Colonized people are denied their own body by the colonizers: how they speak, how they move, how they connect; the denial of their chain of life; to be loyal to their narratives. As a counterpart, they cannot hear their own voices, denying the peer colonized (all other colonized individuals), who guard that body, as if it were, their freedom, or the possibility to break away from it.
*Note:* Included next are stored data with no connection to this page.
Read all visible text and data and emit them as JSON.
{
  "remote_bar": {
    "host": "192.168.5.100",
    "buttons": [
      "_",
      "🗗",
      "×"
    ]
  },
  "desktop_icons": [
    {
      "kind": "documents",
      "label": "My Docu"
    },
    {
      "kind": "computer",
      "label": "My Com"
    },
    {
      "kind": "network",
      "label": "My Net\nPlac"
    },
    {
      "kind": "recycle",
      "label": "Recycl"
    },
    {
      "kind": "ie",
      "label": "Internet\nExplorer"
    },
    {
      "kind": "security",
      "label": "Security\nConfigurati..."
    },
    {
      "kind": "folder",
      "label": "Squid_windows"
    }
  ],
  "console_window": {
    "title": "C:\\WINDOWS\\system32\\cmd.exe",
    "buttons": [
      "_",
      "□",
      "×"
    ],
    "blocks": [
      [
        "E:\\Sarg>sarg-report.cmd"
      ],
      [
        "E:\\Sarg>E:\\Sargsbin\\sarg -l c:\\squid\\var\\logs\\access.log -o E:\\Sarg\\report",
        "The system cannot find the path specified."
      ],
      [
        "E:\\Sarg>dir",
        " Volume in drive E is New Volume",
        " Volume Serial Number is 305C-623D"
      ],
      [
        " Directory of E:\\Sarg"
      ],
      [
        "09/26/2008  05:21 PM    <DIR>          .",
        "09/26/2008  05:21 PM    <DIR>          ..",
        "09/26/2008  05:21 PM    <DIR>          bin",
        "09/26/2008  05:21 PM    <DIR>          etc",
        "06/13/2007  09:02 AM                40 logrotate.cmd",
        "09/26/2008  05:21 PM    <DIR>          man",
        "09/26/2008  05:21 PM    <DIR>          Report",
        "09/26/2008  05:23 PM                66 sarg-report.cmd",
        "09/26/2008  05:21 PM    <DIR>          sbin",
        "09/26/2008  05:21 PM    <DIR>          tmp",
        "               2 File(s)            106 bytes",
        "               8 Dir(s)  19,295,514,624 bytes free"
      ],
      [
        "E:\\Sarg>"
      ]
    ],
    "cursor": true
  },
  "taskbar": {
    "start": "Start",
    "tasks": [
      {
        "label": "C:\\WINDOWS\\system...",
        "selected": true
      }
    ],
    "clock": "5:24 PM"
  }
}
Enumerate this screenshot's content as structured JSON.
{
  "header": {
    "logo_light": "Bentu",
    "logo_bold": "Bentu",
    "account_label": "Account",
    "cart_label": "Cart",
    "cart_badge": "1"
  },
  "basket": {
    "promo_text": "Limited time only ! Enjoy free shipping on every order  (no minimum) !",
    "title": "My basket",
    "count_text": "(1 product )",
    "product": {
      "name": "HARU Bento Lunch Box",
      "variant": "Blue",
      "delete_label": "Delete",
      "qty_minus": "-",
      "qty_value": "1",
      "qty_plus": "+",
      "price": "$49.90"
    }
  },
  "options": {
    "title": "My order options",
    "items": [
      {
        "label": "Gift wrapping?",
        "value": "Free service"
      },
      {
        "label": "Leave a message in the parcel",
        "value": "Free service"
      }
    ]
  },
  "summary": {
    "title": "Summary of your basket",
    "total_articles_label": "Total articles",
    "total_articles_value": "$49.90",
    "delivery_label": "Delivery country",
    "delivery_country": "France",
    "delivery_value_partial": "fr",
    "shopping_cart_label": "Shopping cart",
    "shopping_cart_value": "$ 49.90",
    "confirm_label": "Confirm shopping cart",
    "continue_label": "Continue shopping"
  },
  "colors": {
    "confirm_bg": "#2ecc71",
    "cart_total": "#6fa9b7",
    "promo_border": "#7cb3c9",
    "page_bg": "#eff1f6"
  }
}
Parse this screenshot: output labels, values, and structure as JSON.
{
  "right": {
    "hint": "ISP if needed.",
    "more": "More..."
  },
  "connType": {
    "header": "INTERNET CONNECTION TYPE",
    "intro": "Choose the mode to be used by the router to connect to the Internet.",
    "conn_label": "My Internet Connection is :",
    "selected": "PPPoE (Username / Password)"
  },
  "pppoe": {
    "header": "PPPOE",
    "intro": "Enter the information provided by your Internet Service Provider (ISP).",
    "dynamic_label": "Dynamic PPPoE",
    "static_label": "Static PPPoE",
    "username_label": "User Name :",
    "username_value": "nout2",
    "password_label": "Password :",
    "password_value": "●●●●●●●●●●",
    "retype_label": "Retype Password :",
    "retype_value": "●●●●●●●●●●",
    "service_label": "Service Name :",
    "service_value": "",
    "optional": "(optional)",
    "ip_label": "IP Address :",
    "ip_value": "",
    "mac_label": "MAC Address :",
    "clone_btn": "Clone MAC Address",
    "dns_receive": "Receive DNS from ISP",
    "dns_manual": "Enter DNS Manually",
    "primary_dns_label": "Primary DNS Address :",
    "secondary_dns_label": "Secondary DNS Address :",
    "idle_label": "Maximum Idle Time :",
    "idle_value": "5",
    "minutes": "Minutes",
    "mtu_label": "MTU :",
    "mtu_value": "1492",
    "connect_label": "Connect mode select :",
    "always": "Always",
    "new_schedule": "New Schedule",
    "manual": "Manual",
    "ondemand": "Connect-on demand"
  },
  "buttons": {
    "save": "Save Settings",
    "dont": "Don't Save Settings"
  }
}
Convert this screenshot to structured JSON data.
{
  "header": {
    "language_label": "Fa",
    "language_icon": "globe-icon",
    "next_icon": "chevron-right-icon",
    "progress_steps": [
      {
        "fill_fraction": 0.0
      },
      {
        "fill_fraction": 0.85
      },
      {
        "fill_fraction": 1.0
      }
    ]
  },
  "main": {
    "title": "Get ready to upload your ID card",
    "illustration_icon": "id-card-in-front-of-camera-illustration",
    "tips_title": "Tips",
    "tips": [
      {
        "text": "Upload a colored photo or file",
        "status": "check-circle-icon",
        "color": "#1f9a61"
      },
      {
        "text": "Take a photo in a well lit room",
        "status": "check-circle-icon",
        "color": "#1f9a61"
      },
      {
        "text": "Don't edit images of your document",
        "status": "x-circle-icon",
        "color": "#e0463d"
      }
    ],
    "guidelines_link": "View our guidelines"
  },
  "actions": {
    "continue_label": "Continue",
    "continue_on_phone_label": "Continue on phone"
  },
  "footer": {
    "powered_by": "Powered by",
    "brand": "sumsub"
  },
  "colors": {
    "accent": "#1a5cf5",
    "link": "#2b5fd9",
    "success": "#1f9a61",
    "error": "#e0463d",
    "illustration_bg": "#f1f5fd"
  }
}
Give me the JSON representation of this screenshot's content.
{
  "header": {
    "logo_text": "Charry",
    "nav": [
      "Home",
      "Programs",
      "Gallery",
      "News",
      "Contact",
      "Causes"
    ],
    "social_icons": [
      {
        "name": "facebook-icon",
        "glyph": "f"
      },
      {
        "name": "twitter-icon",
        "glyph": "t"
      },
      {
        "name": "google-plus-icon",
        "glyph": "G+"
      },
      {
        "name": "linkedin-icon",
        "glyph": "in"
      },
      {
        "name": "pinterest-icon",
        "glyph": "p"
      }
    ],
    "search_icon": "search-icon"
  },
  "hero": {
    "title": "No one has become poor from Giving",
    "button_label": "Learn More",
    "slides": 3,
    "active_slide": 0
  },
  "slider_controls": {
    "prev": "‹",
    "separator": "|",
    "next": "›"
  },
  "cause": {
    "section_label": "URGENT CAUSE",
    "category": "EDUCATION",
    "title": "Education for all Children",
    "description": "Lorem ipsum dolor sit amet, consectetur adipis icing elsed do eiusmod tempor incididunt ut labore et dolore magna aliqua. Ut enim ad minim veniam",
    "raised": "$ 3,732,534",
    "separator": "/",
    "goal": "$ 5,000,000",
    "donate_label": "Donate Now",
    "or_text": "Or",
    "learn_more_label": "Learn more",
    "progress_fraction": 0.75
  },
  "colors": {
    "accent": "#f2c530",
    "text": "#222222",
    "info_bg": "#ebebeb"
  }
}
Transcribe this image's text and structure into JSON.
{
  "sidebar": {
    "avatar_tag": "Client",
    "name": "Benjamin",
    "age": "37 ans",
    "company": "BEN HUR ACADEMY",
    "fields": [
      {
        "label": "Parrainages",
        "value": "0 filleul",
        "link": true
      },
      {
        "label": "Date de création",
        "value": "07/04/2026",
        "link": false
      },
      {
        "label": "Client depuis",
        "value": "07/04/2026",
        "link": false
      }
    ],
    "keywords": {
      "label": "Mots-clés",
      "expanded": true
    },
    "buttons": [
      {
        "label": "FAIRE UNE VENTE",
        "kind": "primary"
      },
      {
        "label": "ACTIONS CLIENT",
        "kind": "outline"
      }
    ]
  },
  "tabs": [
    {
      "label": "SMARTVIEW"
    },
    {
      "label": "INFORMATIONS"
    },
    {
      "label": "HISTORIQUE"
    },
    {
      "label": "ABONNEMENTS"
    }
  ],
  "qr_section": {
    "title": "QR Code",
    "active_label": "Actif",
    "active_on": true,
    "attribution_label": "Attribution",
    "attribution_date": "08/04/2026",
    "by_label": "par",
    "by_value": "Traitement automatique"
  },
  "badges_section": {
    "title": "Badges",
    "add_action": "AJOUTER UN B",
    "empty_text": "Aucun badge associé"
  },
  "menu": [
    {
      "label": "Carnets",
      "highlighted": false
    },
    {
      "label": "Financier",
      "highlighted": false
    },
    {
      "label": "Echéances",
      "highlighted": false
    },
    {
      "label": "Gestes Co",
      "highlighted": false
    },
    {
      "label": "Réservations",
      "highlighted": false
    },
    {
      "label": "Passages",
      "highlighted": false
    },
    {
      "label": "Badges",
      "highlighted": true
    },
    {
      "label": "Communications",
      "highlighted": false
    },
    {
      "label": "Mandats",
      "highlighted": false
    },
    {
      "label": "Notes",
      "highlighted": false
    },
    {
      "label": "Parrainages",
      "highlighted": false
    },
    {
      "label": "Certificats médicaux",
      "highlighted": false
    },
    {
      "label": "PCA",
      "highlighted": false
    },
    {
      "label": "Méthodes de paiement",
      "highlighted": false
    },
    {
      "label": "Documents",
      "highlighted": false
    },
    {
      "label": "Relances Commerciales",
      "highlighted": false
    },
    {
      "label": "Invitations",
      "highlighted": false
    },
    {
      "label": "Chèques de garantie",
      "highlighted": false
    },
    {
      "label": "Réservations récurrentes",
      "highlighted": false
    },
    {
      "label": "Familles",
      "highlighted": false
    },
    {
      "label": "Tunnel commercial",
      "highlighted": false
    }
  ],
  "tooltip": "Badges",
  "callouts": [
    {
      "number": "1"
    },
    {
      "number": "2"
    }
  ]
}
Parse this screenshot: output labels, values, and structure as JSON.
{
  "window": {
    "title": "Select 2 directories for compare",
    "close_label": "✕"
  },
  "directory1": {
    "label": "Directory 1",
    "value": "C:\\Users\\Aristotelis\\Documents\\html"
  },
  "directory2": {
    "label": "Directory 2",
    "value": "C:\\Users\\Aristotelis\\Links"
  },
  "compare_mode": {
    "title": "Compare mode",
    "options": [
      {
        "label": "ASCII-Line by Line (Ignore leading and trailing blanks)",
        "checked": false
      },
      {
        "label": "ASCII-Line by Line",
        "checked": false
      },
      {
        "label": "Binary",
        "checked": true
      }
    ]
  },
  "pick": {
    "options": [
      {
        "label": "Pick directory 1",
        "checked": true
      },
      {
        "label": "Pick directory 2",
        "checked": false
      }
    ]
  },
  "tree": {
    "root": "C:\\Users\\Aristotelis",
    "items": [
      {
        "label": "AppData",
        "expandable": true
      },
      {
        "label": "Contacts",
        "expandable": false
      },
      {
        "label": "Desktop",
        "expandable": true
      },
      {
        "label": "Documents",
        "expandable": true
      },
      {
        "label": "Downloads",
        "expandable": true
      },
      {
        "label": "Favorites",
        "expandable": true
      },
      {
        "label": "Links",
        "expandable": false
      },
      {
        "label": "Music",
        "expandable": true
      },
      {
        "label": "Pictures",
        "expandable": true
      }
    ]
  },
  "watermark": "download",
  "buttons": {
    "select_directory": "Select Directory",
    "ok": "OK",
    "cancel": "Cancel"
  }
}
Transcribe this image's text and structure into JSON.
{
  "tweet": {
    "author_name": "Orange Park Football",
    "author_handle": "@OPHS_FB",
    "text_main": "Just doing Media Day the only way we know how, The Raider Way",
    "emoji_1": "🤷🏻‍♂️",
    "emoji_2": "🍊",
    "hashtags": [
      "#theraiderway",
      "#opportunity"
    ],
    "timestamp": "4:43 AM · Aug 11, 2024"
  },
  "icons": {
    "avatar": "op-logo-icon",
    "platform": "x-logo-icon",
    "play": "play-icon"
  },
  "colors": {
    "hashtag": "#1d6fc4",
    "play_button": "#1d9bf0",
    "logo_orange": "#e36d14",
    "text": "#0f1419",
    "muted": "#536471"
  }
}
Here there’s no solution; whatever my choice, I would have suffered. If the world is everywhere such a tissue of lies and hatred as here, then life is but endless despair. Perhaps I owe to myself to cross the ocean first. Perhaps elsewhere I will be taken for a man of good will with a simple case history and simple feelings. Perhaps my body and my soul will recover there. If ever I get cured of my tuberculosis and my life which I should never have known, I will then have all of my life ahead of me. The secret of living must be simple, since all men live. If I die, at least my apprenticeship will have been thorough. With all my heart, I hope what I have learned can be of help of others. (Statue)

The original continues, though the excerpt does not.